In toscana la protesta coinvolge i penitenziari di Livorno, Firenze, Pisa, Prato, S. Gimignano e Pistoia. Agitazioni anche a Lecce, Ancona, Bologna, Lanciano, Teramo, Chieti, Bergamo (dove  un agente è rimasto ferito), Parma, Modena, Padova, Pesaro, Fermo, Alessandria, Udine, Pordenone, Palermo e Trento. A Trieste, il carcere che ha lanciato l’ultima ondata di proteste, proseguono le agitazioni con uno sciopero della fame, il rifiuto dei colloqui e dei pacchi, astensione dagli incontri con gli avvocati e diserzione dalle aule di tribunale. Grave appare la situazione di Roma Rebibbia, dove i poliziotti avrebbero lanciato lacrimogeni contro un centinaio di detenuti, che avevano appiccato il fuoco ai materassi e alle suppellettili. A Bergamo un agente è stato ferito al braccio con una lametta da barba da un detenuto extracomunitario.
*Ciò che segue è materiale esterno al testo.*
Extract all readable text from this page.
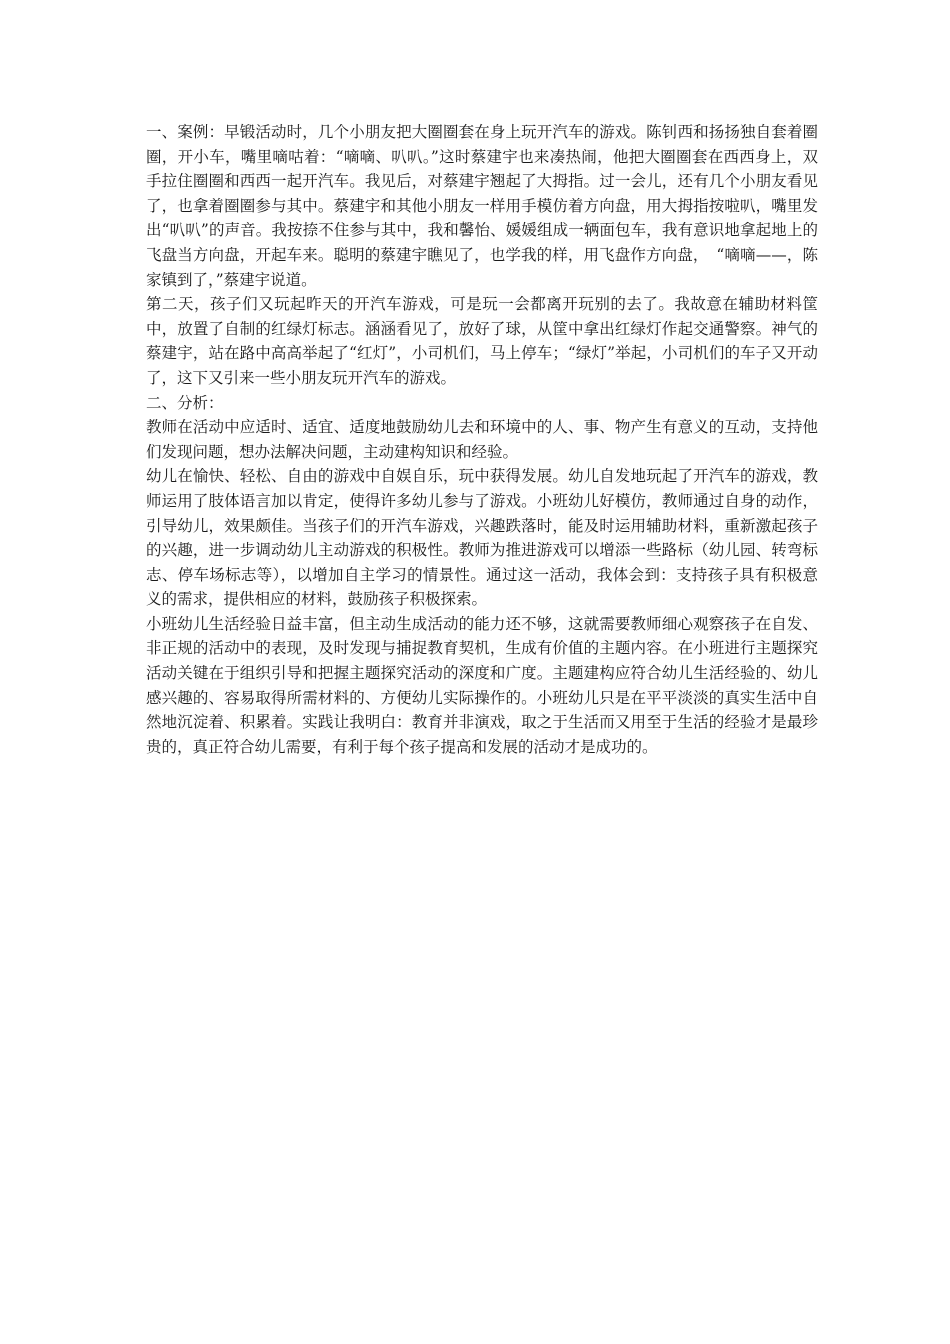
一、案例：早锻活动时，几个小朋友把大圈圈套在身上玩开汽车的游戏。陈钊西和扬扬独自套着圈圈，开小车，嘴里嘀咕着：“嘀嘀、叭叭。”这时蔡建宇也来凑热闹，他把大圈圈套在西西身上，双手拉住圈圈和西西一起开汽车。我见后，对蔡建宇翘起了大拇指。过一会儿，还有几个小朋友看见了，也拿着圈圈参与其中。蔡建宇和其他小朋友一样用手模仿着方向盘，用大拇指按啦叭，嘴里发出“叭叭”的声音。我按捺不住参与其中，我和馨怡、媛媛组成一辆面包车，我有意识地拿起地上的飞盘当方向盘，开起车来。聪明的蔡建宇瞧见了，也学我的样，用飞盘作方向盘，　“嘀嘀——，陈家镇到了，”蔡建宇说道。

第二天，孩子们又玩起昨天的开汽车游戏，可是玩一会都离开玩别的去了。我故意在辅助材料筐中，放置了自制的红绿灯标志。涵涵看见了，放好了球，从筐中拿出红绿灯作起交通警察。神气的蔡建宇，站在路中高高举起了“红灯”，小司机们，马上停车；“绿灯”举起，小司机们的车子又开动了，这下又引来一些小朋友玩开汽车的游戏。

二、分析：

教师在活动中应适时、适宜、适度地鼓励幼儿去和环境中的人、事、物产生有意义的互动，支持他们发现问题，想办法解决问题，主动建构知识和经验。

幼儿在愉快、轻松、自由的游戏中自娱自乐，玩中获得发展。幼儿自发地玩起了开汽车的游戏，教师运用了肢体语言加以肯定，使得许多幼儿参与了游戏。小班幼儿好模仿，教师通过自身的动作，引导幼儿，效果颇佳。当孩子们的开汽车游戏，兴趣跌落时，能及时运用辅助材料，重新激起孩子的兴趣，进一步调动幼儿主动游戏的积极性。教师为推进游戏可以增添一些路标（幼儿园、转弯标志、停车场标志等），以增加自主学习的情景性。通过这一活动，我体会到：支持孩子具有积极意义的需求，提供相应的材料，鼓励孩子积极探索。

小班幼儿生活经验日益丰富，但主动生成活动的能力还不够，这就需要教师细心观察孩子在自发、非正规的活动中的表现，及时发现与捕捉教育契机，生成有价值的主题内容。在小班进行主题探究活动关键在于组织引导和把握主题探究活动的深度和广度。主题建构应符合幼儿生活经验的、幼儿感兴趣的、容易取得所需材料的、方便幼儿实际操作的。小班幼儿只是在平平淡淡的真实生活中自然地沉淀着、积累着。实践让我明白：教育并非演戏，取之于生活而又用至于生活的经验才是最珍贵的，真正符合幼儿需要，有利于每个孩子提高和发展的活动才是成功的。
     Il Direttore Generale del Dap, Caselli, ordina agli agenti di mantenere la calma e di non reagire.

 

     Il Viminale dà l’allarme. Allertati i Comitati provinciali per l’ordine e la sicurezza pubblica.

 

     Napoli. In tutte le strutture carcerarie della regione si segnalano manifestazioni e proteste dei detenuti. Particolarmente pesante è la situazione nei due penitenziari napoletani. Striscioni appesi alle finestre sbarrate di Secondigliano chiedono amnistia ma anche condizioni di vita meno pesanti. Nel carcere di S. Maria Capua Vetere i detenuti hanno incendiato le lenzuola. A Secondigliano sopo apparse lenzuola con scritte polemiche contro la Magistratura di Sorveglianza il cui Presidente, Angelica Di Giovanni, sta ricevendo in queste ore decine di fax da tutte le case di pena di Napoli e provincia.
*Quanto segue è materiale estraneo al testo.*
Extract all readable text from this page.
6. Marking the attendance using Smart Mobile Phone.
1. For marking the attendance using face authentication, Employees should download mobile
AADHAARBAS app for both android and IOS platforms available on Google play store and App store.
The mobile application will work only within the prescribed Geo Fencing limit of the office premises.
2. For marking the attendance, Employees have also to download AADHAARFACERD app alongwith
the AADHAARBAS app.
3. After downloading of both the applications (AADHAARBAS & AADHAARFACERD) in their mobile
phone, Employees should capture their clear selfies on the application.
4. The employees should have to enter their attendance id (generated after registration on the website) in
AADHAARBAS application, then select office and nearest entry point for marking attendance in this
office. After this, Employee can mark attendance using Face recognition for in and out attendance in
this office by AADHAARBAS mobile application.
     Il prossimo 8 luglio il cardinale Giordano si recherà  nella casa di pena di Secondigliano nell’ambito delle manifestazioni per il giubileo dei detenuti. Contemporaneamente, davanti al carcere, i familiari dei detenuti daranno vita ad una fiaccolata. La manifestazione è stata organizzata dalla Caritas e da altre associazioni di volontariato religioso.

      A Poggioreale è stato di massima allerta. Un agente intervistato da La Repubblica ammette che gli agenti cominicano ad avere paura. Nicola Sanseverino, sindacalista del Sappe, dichiara di essere favorevole all’amnistia. Emilio Fattorello, segretario regionale dello stesso sindacato, ammette che dopo i fatti di Sassari il rapporto tra agenti e detenuti è sul filo del rasoio, e minaccia di chiamare gli agenti ad effettuare uno sciopero bianco.

     Leo Beneduci, segretario dell’’Osappe, sindacato dei poliziotti penitenziari, accusa il  governo di non avere alcuna politica sull’aumento degli organici e sul riassetto delle carriere degli agenti. Per questo motivo il direttivo dell’Osappe ha indetto uno sciopero della Fame.

 

    Qualcosa comincia a sbloccarsi tra le forze politiche. Oggi l’argomento verrà discusso nel vertice di maggioranza con Amato: la linea che si sta affermando nel centrosinistra è favorevole ad un indulto. L’inversione di marcia è particolarmente vistosa tra i DS. Anche AN, dopo l’impegno mostrato da Fassino di inserire nel Dpef fondi per le prigioni, ha di molto ammorbidito il suo veto iniziale. Decisamente contro l’amnistia sono invece Antonio di Pietro e Luciano Violante.

 

 

 

 

 

 

 

 

 

 

 

 

 

 

 

 

 

 

 

 

 

 

 

 

 

 

 

 

 

 

 

 

 

 

 

 

 

     Sciacallaggi

     L’Osappe è impegnato in un duro scontro con il primo sindacato dei poliziotti penitenziari, il Sappe, per la conquista della maggioranza degli iscritti. Dopo l’indubbia egemonia che il Sappe ha esercitato nei giorni caldi delle vicende di Sassari, l’Osappe sta cercando adesso di recuperare visibilità attraverso un forte attivismo che si sta manifestando soprattutto sulla scena napoletana, area in cui vanta un buon insediamento.